There are very efficient methods to choose the most optimal value of the parameter 𝜖, as seen in [28], where a new method is proposed to obtain epsilon based on concepts of computational geometry, In a more specific case [29], they were able to determine the value automatically. In the case, having such a particular pattern and with the distribution of the points similar in all the samples to be analysed, the following process will be followed to obtain the epsilon value that best fits the problem. By monitoring the state of the press at all times, the researchers have access to a record of data of thousands of cycles. Once verified that the information to be analysed has been stored under normal working conditions of the press, the maximum distances of each cycle between two consecutive points of the centre of gravity are obtained so the researchers can subsequently determine the mean of the calculated distances. This value will be the one that the researchers will use as 𝜖 when applying the DBSCAN algorithm to the data to analyse the press state.

The value of the minimum number of points, 𝑚𝑖𝑛_𝑝𝑡𝑠, of a given point so that it can or cannot be classified as a core point will be 2, as this is the same number considered within the 𝑚𝑖𝑛_𝑠𝑎𝑚𝑝𝑙𝑒𝑠 in the DBSCAN algorithm.

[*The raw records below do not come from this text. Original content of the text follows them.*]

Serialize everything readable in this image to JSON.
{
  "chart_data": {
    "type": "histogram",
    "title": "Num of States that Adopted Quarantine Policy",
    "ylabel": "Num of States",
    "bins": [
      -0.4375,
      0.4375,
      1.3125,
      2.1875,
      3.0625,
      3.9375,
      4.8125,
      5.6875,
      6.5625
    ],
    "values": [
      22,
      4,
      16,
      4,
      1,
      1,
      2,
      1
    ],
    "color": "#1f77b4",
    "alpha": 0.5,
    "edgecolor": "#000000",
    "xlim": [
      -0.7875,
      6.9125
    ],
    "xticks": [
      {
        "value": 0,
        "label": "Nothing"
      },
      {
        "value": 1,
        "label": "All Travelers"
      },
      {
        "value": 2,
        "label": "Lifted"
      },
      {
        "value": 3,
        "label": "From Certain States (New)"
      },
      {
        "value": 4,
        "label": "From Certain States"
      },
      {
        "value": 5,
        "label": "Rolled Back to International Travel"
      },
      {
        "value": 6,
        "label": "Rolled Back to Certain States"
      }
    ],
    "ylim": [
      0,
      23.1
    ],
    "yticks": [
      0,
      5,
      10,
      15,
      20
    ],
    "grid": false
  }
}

This ensures that at the moment that more than one point appears at a distance greater than what is considered normal for the stamping of the analysed part, the system notifies us by sending an alarm.

It should be noted that unlike the centred stamping analysis that is performed for all dies equally, in this case, DBSCAN will be applied differently to each of the dies used in the press. This is due to the geometry that each piece has, where the resulting force obtained will have a different behaviour depending on the drawing distance, some areas with greater depth than others or the adjustment of the die limits, among others. For these reasons, the value of 𝜖 will be different for each die. So the Algorithm 1 will be used for each car part with its specific data input.

Algorithm 1: Abnormal Continuity Detection Algorithm

Data: 𝑔𝑐𝐷𝑎𝑡𝑎: Gravity centre data of a press cycle to analyse Data: 𝑔𝑐𝐻𝑖𝑠𝑡: History of gravity centre data Data: 𝑚𝑖𝑛𝑆𝑎𝑚𝑝: Minimum sample for DBSCAN algorithm 𝑒𝑝𝑠←0;        /*Initialise epsilon value */ 𝑒𝑝𝑠𝐴𝑣𝑔←𝖺𝗋𝗋𝖺𝗒[];       /*Initialise empty array */

DBSCAN was adapted and the distances were taken between points in three dimensions to obtain the number of clusters. However, if we want to obtain the epsilon of the record, and subsequently apply the algorithmic DBSCAN, this will result in a very high computational cost. To reduce the calculation time, the alternative was obtaining the number of clusters in each cycle twice in 2D, one for the data in the 𝑋−𝑍 plane and the other for the 𝑌−𝑍 plane. This is much more optimal in terms of computational cost.